Firstar is not prejudiced by the partners' decision to reinstate the partnership. The dissolution agreement was intended to more accurately reflect that the business operation was simply a family farm, operated by a husband and wife. There was no effort to gain any advantage over creditors. There is no allegation that Firstar's interest in its collateral was ever impacted or adversely affected by the dissolution. What is more, Firstar was certainly not entitled to have the partnership dissolved. The decision was solely between the partners, and Firstar cannot seek to gain an advantage when the partners have decided to change their minds.

As for the argument that the partnership cannot be bound by the actions of a partner who has filed bankruptcy, the Court concludes that this statutory provision can likewise be modified by the agreement of the partners. The language of Wis. Stat. 178.30(3)(b) provides that the partnership is "in no case bound" by an act of a partner who becomes bankrupt. This protection seems to be afforded to the partnership and the other partners, not to creditors. The likely purpose is to preclude partners from adversely affecting the operation of the partnership or the other partners. Matter of Phillips, 966 F.2d 926, 929 (5th Cir. 1992). The Court questions whether creditors have the right to dispute the decision where both partners have agreed to continue the business notwithstanding the bankruptcy of the other. See Middletown Metro, 225 B.R. at 282-83 (bankrupt partners who continued their association created a new partnership).

This case is also problematic because it is essentially nothing more than a family farm.
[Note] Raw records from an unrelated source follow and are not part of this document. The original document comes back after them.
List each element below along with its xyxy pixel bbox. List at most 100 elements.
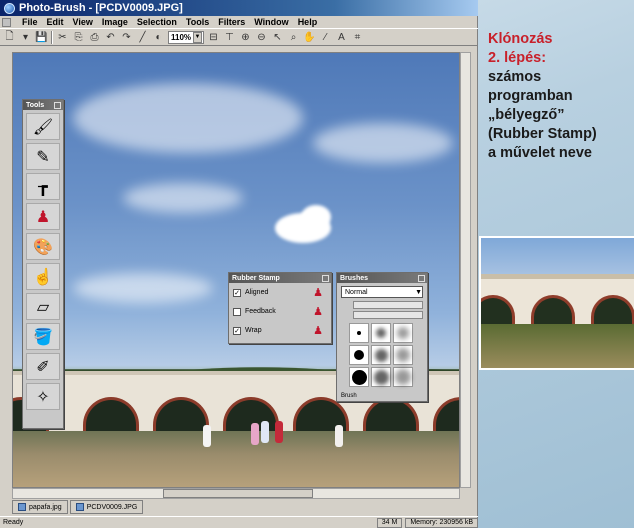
- brush-preset[interactable]: [393, 323, 413, 343]
- option-wrap[interactable]: ✓ Wrap ♟: [229, 321, 331, 340]
- vertical-scrollbar[interactable]: [460, 52, 471, 488]
- close-icon[interactable]: [54, 101, 61, 109]
- crop-icon[interactable]: ⌗: [351, 31, 364, 44]
- color-icon[interactable]: ◐: [152, 31, 165, 44]
- status-bar: Ready 34 M Memory: 230956 kB: [0, 516, 478, 528]
- rubber-stamp-tool-icon[interactable]: ♟: [26, 203, 60, 230]
- aligned-label: Aligned: [245, 289, 269, 296]
- white-cloud: [301, 205, 331, 229]
- tab-label: papafa.jpg: [29, 503, 62, 511]
- option-feedback[interactable]: Feedback ♟: [229, 302, 331, 321]
- fit-icon[interactable]: ⊟: [207, 31, 220, 44]
- menu-help[interactable]: Help: [298, 17, 318, 27]
- copy-icon[interactable]: ⎘: [72, 31, 85, 44]
- brushes-title[interactable]: Brushes: [337, 273, 427, 283]
- brush-preset[interactable]: [371, 323, 391, 343]
- airbrush-tool-icon[interactable]: ┲: [26, 173, 60, 200]
- actual-size-icon[interactable]: ⊤: [223, 31, 236, 44]
- brush-preset[interactable]: [349, 345, 369, 365]
- caption-line: (Rubber Stamp): [488, 126, 597, 142]
- tab-papafa[interactable]: papafa.jpg: [12, 500, 68, 514]
- caption-step: 2. lépés:: [488, 50, 547, 66]
- document-tabs: papafa.jpg PCDV0009.JPG: [12, 500, 144, 514]
- menu-window[interactable]: Window: [254, 17, 288, 27]
- menu-file[interactable]: File: [22, 17, 38, 27]
- brush-preset[interactable]: [371, 345, 391, 365]
- caption-line: programban: [488, 88, 573, 104]
- menu-selection[interactable]: Selection: [137, 17, 177, 27]
- tools-palette[interactable]: Tools 🖌 ✎ ┲ ♟ 🎨 ☝ ▱ 🪣 ✐ ✧: [22, 99, 64, 429]
- tab-pcdv0009[interactable]: PCDV0009.JPG: [69, 500, 144, 514]
- stamp-icon: ♟: [313, 325, 323, 337]
- text-icon[interactable]: A: [335, 31, 348, 44]
- rubber-stamp-title[interactable]: Rubber Stamp: [229, 273, 331, 283]
- undo-icon[interactable]: ↶: [104, 31, 117, 44]
- brushes-palette[interactable]: Brushes Normal ▼ Brush: [336, 272, 428, 402]
- document-system-icon[interactable]: [2, 17, 11, 27]
- chevron-down-icon[interactable]: ▼: [193, 31, 202, 43]
- save-icon[interactable]: 💾: [35, 31, 48, 44]
- brush-preset[interactable]: [349, 367, 369, 387]
- pencil-tool-icon[interactable]: ✎: [26, 143, 60, 170]
- stamp-icon: ♟: [313, 287, 323, 299]
- menu-filters[interactable]: Filters: [218, 17, 245, 27]
- brush-preset[interactable]: [371, 367, 391, 387]
- pointer-icon[interactable]: ↖: [271, 31, 284, 44]
- tools-palette-title[interactable]: Tools: [23, 100, 63, 110]
- cloud: [73, 273, 213, 303]
- brushes-title-text: Brushes: [340, 274, 369, 282]
- open-file-icon[interactable]: ▾: [19, 31, 32, 44]
- photo-canvas[interactable]: [12, 52, 460, 488]
- stamp-icon: ♟: [313, 306, 323, 318]
- eyedropper-icon[interactable]: ⁄: [319, 31, 332, 44]
- zoom-select[interactable]: 110% ▼: [168, 30, 204, 44]
- redo-icon[interactable]: ↷: [120, 31, 133, 44]
- title-bar[interactable]: Photo-Brush - [PCDV0009.JPG]: [0, 0, 478, 16]
- image-file-icon: [75, 503, 84, 511]
- brush-preset[interactable]: [349, 323, 369, 343]
- option-aligned[interactable]: ✓ Aligned ♟: [229, 283, 331, 302]
- magnifier-icon[interactable]: ⌕: [287, 31, 300, 44]
- menu-edit[interactable]: Edit: [47, 17, 64, 27]
- new-file-icon[interactable]: 🗋: [3, 31, 16, 44]
- brush-icon[interactable]: ╱: [136, 31, 149, 44]
- zoom-in-icon[interactable]: ⊕: [239, 31, 252, 44]
- person: [203, 425, 211, 447]
- brush-tool-icon[interactable]: 🖌: [26, 113, 60, 140]
- menu-tools[interactable]: Tools: [186, 17, 209, 27]
- wrap-checkbox[interactable]: ✓: [233, 326, 241, 335]
- hand-icon[interactable]: ✋: [303, 31, 316, 44]
- chevron-down-icon[interactable]: ▼: [415, 289, 422, 296]
- menu-image[interactable]: Image: [102, 17, 128, 27]
- size-slider[interactable]: [353, 311, 423, 319]
- opacity-slider[interactable]: [353, 301, 423, 309]
- close-icon[interactable]: [322, 274, 329, 282]
- rubber-stamp-palette[interactable]: Rubber Stamp ✓ Aligned ♟ Feedback ♟ ✓ Wr…: [228, 272, 332, 344]
- print-icon[interactable]: ⎙: [88, 31, 101, 44]
- person: [335, 425, 343, 447]
- scroll-thumb[interactable]: [163, 489, 313, 498]
- zoom-out-icon[interactable]: ⊖: [255, 31, 268, 44]
- eraser-tool-icon[interactable]: ▱: [26, 293, 60, 320]
- cloud: [73, 83, 303, 153]
- blend-mode-value: Normal: [345, 288, 368, 296]
- ground: [13, 431, 459, 487]
- photo-brush-window: Photo-Brush - [PCDV0009.JPG] File Edit V…: [0, 0, 478, 528]
- person: [261, 421, 269, 443]
- close-icon[interactable]: [418, 274, 425, 282]
- bucket-tool-icon[interactable]: 🪣: [26, 323, 60, 350]
- aligned-checkbox[interactable]: ✓: [233, 288, 241, 297]
- brush-preset[interactable]: [393, 367, 413, 387]
- caption-heading: Klónozás: [488, 31, 553, 47]
- brush-preset[interactable]: [393, 345, 413, 365]
- palette-tool-icon[interactable]: 🎨: [26, 233, 60, 260]
- retouch-tool-icon[interactable]: ✐: [26, 353, 60, 380]
- menu-view[interactable]: View: [73, 17, 93, 27]
- smudge-tool-icon[interactable]: ☝: [26, 263, 60, 290]
- horizontal-scrollbar[interactable]: [12, 488, 460, 499]
- effects-tool-icon[interactable]: ✧: [26, 383, 60, 410]
- cut-icon[interactable]: ✂: [56, 31, 69, 44]
- feedback-checkbox[interactable]: [233, 307, 241, 316]
- blend-mode-select[interactable]: Normal ▼: [341, 286, 423, 298]
- caption-line: számos: [488, 69, 542, 85]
The technical arguments cloud the fact that the debtor in question is a business entity comprised solely of a husband and wife. Carried to its logical conclusion, Firstar's argument about Mr. Klug's lack of authority to bind the partnership means that the entity cannot operate in any capacity whatsoever. No other party can act on behalf of the partnership if the Klugs are denied the ability to do so. This is very intriguing given Firstar's other argument that the partnership can do nothing but liquidate its assets and distribute the proceeds to creditors. If, as Firstar suggests, this partnership is only able to "wind up" its business affairs, it is incapable of doing so because neither partner can act on its behalf. Under Wis. Stat. 178.28, they would normally have some authority to act on behalf of the partnership during dissolution, but even that authority is denied them under Firstar's interpretation of 178.30(3). This interpretation obscures the practical aspects of the case, and overlooks the unanimous agreement of the partners. The Court concludes that at least in a case like the present one, if all the partners agree, the partnership can be bound by the acts of a bankrupt partner. Further, those same partners can agree to reinstate a partnership that they once sought to dissolve.

Accordingly, the motion to dismiss is denied.

This decision shall constitute findings of fact and conclusions of law pursuant to Bankruptcy Rule 7052 and Rule 52 of the Federal Rules of Civil Procedure.